It’s an exciting time to be on campus. The sun is shining, the LSA Course Guide has been uploaded and the Central Student Government elections are next week.

Every year about this time, I am bombarded with quarter sheets in the Diag, flyers in stairwells and invites to Facebook events to vote for so-and-so party. In the past, it was a campaign between just two parties.

But this year, there are six candidates vying for president and vice president. Six. This in and of itself is a reason to pay attention more than in past years. It’s not just the increase in political parties. The historical moment we live in demands action, and we, the student body, must answer the call.

As someone who knows nearly each of them personally, all of the candidates are qualified for the position, and I give them my respect. And yet, next week, students will be faced with a choice.

We can choose to pick a slate that prioritizes fighting for social justice and progressive change or one that believes that student government should remain a static institution and pursue small goals that are promised to students nearly every election.

There is only one truly progressive slate that has proven that they know how to and are committed to creating change: Kevin Mersol-Barg and Amy Navvab with OurMichigan. As student leaders within CSG and LSA Student Government, as well as other organizations, they have a broad range of experiences and connections with student activism.

Trust me, student government is the last thing I thought I would care about when I got to college. My experience with student government before coming to Ann Arbor was lackluster. Every year, the popular kids won, usually by promising French fries and ice cream in the cafeteria and more time for lunch. And every year, come lunchtime, I was disappointed with their failure.

The issue boils down to the fact that often times, what the administration wants and what the student body wants are in direct conflict. In reality, high-school students have limited power and can be easily controlled by the administration because they don’t know better.

But, news flash: we are not in high school anymore.

The power of students has been repeatedly demonstrated on university campuses. Students have a long track record of fighting for social justice here at home and elsewhere. In just the past two years, we’ve played major roles in the Occupy movement and the fight against massive government cuts.

The fight is not over; in fact, it’s just beginning.

Over the past 10 years, Lansing has cut 29 percent of higher education funding. As a result of these shortsighted cuts as well as the administration’s allocation of billions for construction projects, the average tuition for public state universities has increased by 87 percent in the past decade. As I wrote last month, the diversity of this institution has drastically dropped. For example, while 14 percent of Michigan’s residents are black, they make up only 4.4 percent of campus, down from 7.3 percent in 2006. But these are just two of many other issues that our administration needs to address.

We need a student government that will make these social justice issues central to its agenda.
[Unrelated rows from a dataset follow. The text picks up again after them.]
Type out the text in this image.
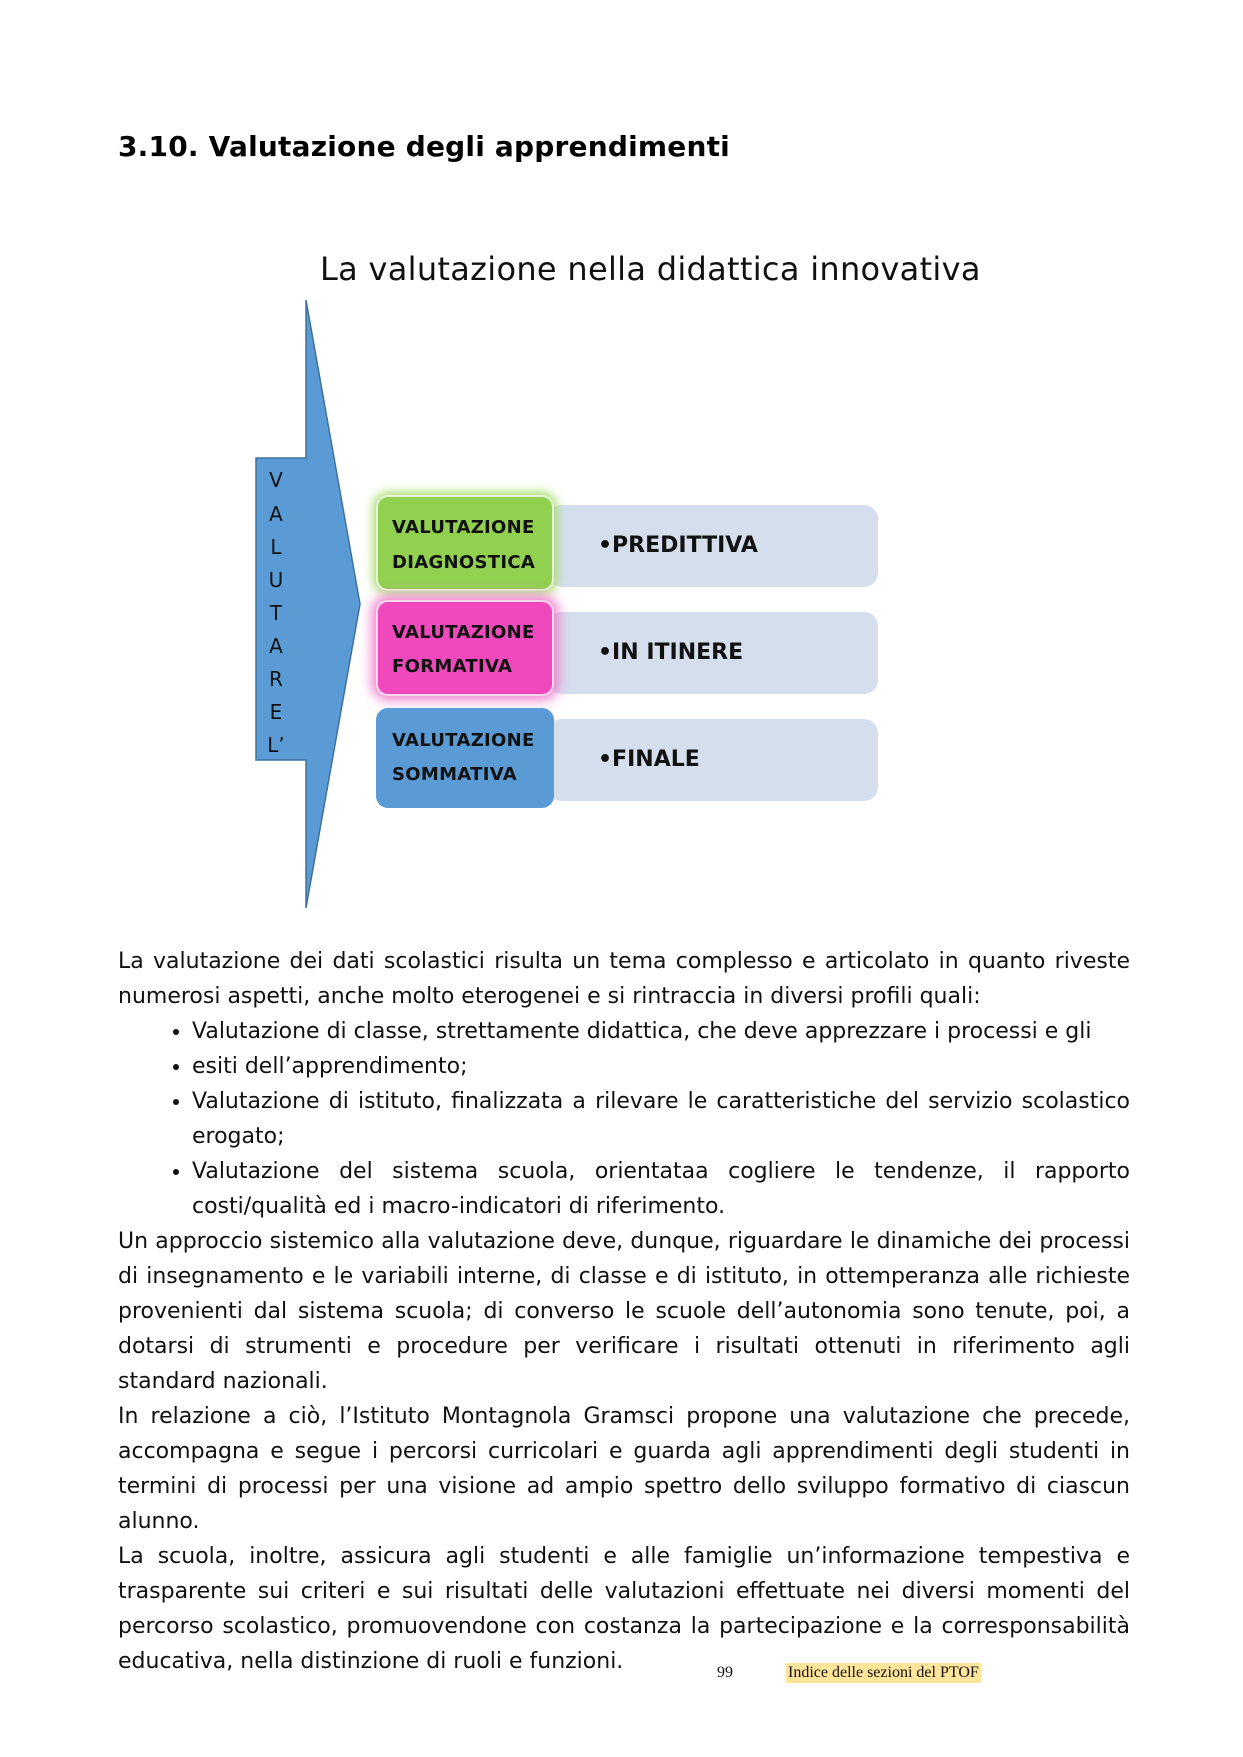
3.10. Valutazione degli apprendimenti
La valutazione nella didattica innovativa
V
A
L
U
T
A
R
E
L’
•PREDITTIVA
•IN ITINERE
•FINALE
VALUTAZIONE
DIAGNOSTICA
VALUTAZIONE
FORMATIVA
VALUTAZIONE
SOMMATIVA

La valutazione dei dati scolastici risulta un tema complesso e articolato in quanto riveste numerosi aspetti, anche molto eterogenei e si rintraccia in diversi profili quali:

• Valutazione di classe, strettamente didattica, che deve apprezzare i processi e gli
• esiti dell’apprendimento;
• Valutazione di istituto, finalizzata a rilevare le caratteristiche del servizio scolastico erogato;
• Valutazione del sistema scuola, orientataa cogliere le tendenze, il rapporto costi/qualità ed i macro-indicatori di riferimento.

Un approccio sistemico alla valutazione deve, dunque, riguardare le dinamiche dei processi di insegnamento e le variabili interne, di classe e di istituto, in ottemperanza alle richieste provenienti dal sistema scuola; di converso le scuole dell’autonomia sono tenute, poi, a dotarsi di strumenti e procedure per verificare i risultati ottenuti in riferimento agli standard nazionali.

In relazione a ciò, l’Istituto Montagnola Gramsci propone una valutazione che precede, accompagna e segue i percorsi curricolari e guarda agli apprendimenti degli studenti in termini di processi per una visione ad ampio spettro dello sviluppo formativo di ciascun alunno.

La scuola, inoltre, assicura agli studenti e alle famiglie un’informazione tempestiva e trasparente sui criteri e sui risultati delle valutazioni effettuate nei diversi momenti del percorso scolastico, promuovendone con costanza la partecipazione e la corresponsabilità educativa, nella distinzione di ruoli e funzioni.	99	Indice delle sezioni del PTOF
We need a student government that’s not afraid to stand up to the administration when we, the students, know it’s in the wrong.
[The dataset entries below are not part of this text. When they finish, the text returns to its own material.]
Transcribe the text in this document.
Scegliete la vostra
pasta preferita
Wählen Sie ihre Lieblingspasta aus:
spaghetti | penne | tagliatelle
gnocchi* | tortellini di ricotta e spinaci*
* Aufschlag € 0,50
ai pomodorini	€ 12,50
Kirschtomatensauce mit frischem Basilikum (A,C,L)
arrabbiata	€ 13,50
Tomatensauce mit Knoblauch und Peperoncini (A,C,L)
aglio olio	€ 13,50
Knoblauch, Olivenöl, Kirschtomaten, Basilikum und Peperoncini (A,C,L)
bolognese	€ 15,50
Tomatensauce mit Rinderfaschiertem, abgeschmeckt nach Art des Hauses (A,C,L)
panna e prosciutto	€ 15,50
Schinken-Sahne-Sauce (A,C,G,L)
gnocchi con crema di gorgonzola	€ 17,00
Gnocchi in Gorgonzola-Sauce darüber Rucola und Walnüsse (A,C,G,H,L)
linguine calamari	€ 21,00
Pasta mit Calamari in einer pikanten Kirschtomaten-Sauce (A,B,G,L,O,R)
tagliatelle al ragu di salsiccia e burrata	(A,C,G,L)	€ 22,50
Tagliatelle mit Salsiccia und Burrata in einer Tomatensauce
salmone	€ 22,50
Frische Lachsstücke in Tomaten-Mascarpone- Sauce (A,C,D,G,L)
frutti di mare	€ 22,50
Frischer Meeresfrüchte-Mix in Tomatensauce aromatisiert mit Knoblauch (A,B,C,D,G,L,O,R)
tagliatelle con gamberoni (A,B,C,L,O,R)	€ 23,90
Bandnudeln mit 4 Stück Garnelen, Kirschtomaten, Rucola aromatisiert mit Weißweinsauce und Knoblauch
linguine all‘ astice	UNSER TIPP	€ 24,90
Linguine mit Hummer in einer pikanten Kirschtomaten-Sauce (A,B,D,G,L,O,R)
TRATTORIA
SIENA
Mersol-Barg helped found the Coalition for Tuition Equality, the most exciting social justice initiative on campus since I’ve been here. With more than a dozen of the most influential student organizations involved, it’s undergone a campaign to achieve in-state tuition for qualified undocumented immigrants. Mersol-Barg has been at the forefront, planning actions and organizing long-term strategy.

Navvab has her own coalition. As chair of the Open Housing Initiative, she’s working to allow students to choose roommates regardless of gender identity and gender expression. This initiative, the first broad-based campaign for social justice I experienced on campus, has already been successful in expanding the housing options for all students and continues to work with administration.

But look no further than the University Board of Regents meeting today to see how they, in participating in the action planned by Coalition for Tuiton Equality and eRACism, are demonstrating for fair tuition policies and a diverse campus.

For social change to be most successful on this campus, we need executives willing to stand and act with us.

Next Wednesday and Thursday, I urge you to vote for those who want meaningful social change on this campus. I urge you to vote for Kevin Mersol-Barg, Amy Navaab and OurMichigan.